On Mother’s Day, after visiting my mom in Massachusetts and giving her the first real hug in a brutally long time, I made my way back to Maine and wound up at Portland Lobster Company for a performance by OC and The Offbeats. I thought I’d just pop in for a few minutes, but ended up staying for an hour and listened to the band play a terrific set of covers by artists like Stevie Wonder and Tom Petty, and a few times I found myself singing along. I even saw a woman dancing in front of a table. It felt, to use a pandemic-ruined word, normal.

Since March of last year, I can count on just a few fingers how many live shows I’ve seen, and I imagine it’s the same for just about everyone. It’s been painful, and the more time that has passed, the more I started to wonder if I’d forget how to be a live music fan. There’s a thing called clapping I seem to vaguely recall.

Emma Stanley and Tyler Arnold of OC and The Offbeats. Photo by Aimsel Ponti

But that Sunday visit to Portland Lobster Company snapped me out of the somber pandemic fog, at least for an hour, and I remembered what it feels like to hear actual live music played by a talented quartet of Mainers. I walked off that deck feeling lighter, but most of all, I left wanting more.

I also felt safe. It was a windy day and Portland Lobster Company’s deck is right on the water. It was crowded but not uncomfortably so. Sometimes I kept my mask on, other times, I felt safe lowering it. I kept in mind the state’s recently updated mask mandates that no longer require wearing them outside but recommended that we do so when physical distancing is difficult to maintain. Six feet was, for the most part manageable, and that, combined with knowing I am fully vaccinated, made me feel OK about it, which is something I don’t take lightly. We’re certainly not out of the pandemic, but we seem to at least be on that path.

Owen Conforte of OC and The Offbeats. Photo by Aimsel Ponti

OC and The Offbeats comprises lead singer and guitarist Owen Conforte, Colin Winsor on bass, drummer Tyler Arnold and horn player Emma Stanley.
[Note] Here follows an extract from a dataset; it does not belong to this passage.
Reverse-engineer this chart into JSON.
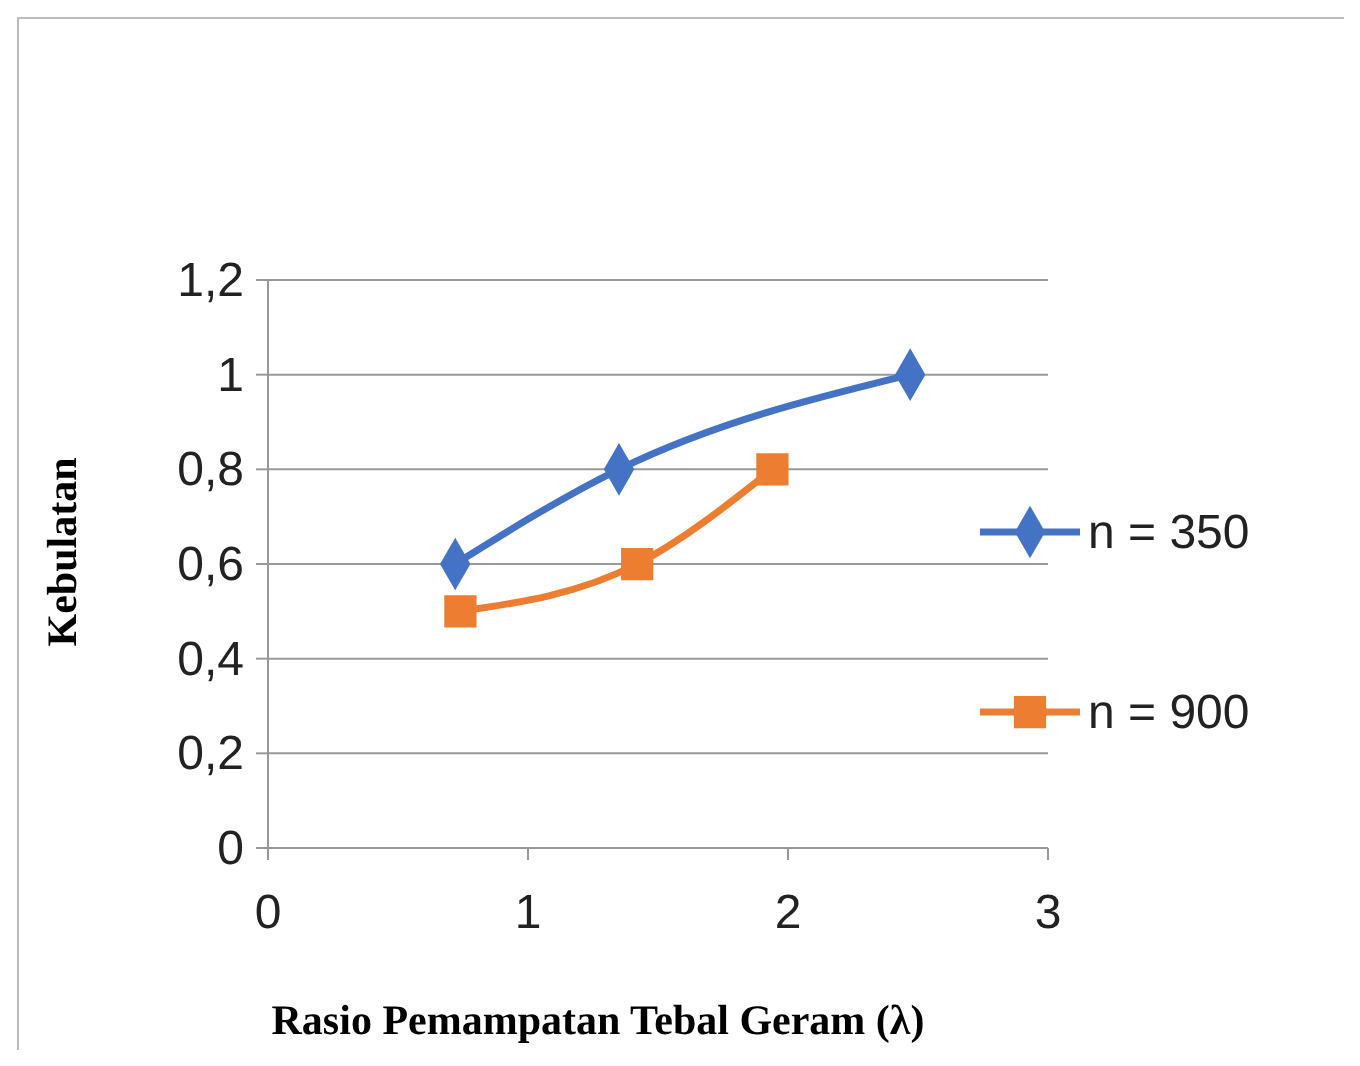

Although they were playing covers on Sunday, they released an album of originals in 2015 called “Looking Up,” and Conforte released the solo EP “Lovely War” this year. All four of them are longtime and well-respected musicians, and a chart of all the bands and projects they’ve been involved with would look like a gigantic family tree with endless branches.
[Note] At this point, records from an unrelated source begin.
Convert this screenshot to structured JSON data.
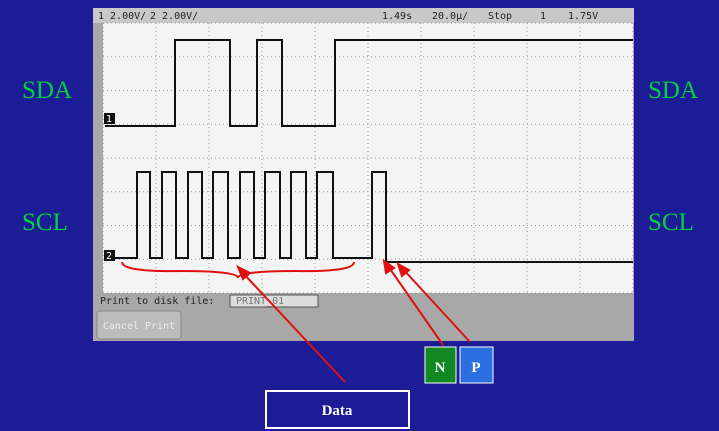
{
  "labels": {
    "sda_left": "SDA",
    "scl_left": "SCL",
    "sda_right": "SDA",
    "scl_right": "SCL"
  },
  "scope": {
    "ch1": "1 2.00V/",
    "ch2": "2 2.00V/",
    "trigger_level": "1.49s",
    "timebase": "20.0µ/",
    "status": "Stop",
    "trigger_source": "1",
    "trigger_voltage": "1.75V",
    "print_label": "Print to disk file:",
    "file_name": "PRINT_01",
    "cancel_button": "Cancel Print",
    "ch1_marker": "1",
    "ch2_marker": "2"
  },
  "callouts": {
    "n": "N",
    "p": "P",
    "data": "Data"
  }
}
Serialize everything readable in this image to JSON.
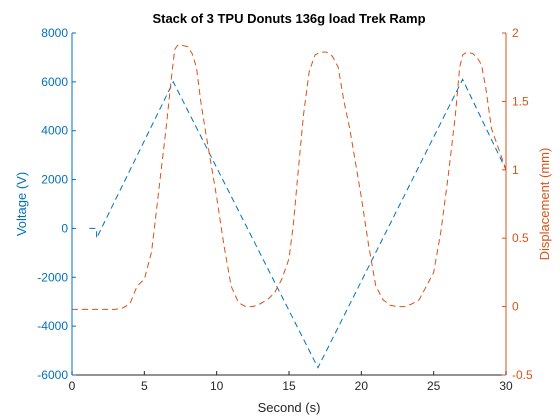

I reached out to them the day after the show to ask about how it felt to play live music again. Conforte said that, although things aren’t completely back to how they were before the pandemic, he felt safe and connected to the crowd.

“I got a free sample of that performer-to-audience interaction that was so deeply missed,” he said.

Conforte considers live music to be a shared commodity, making that interaction all the more important and making livestream concerts difficult.

“Even when I close my eyes during a guitar solo, I can still hear people cheering and having a good time. In that sense, the audience is a part of the show,” he said.

The lack of that back-and-forth has been one of the most challenging parts of the past year for Conforte. Mercifully, that’s changing. “People seem more optimistic and are looking forward to things. It feels like the levee has creaked open.” He and the band will be dotting the Portland Lobster Company schedule all summer long, including on Memorial Day and the Fourth of July.

Winsor said playing live music again is fulfilling on multiple levels.

“Not only is it an emotional release after a longer than normal winter, but for those of us who do it professionally, it feels incredible to be working again,” he said.

Like Conforte, Winsor is feeling comfortable returning to gigs. Being outside, and also fully vaccinated, is a big part of that. And he has missed being in front of an audience. “We often forget that performers need to feed off that energy from the crowd,” he said.

Stanley echoed that. “I think they could tell how excited we were to be playing together again, and the band and the crowd just fed off that energy from one another.”

I for sure am feeling a shift and shedding some of the paralyzing fear about being out in public doing the thing I love most. I think it’s going to feel weird and emotional for a long time, because how can it not? But at least I remembered how to clap, and for now, that’s enough.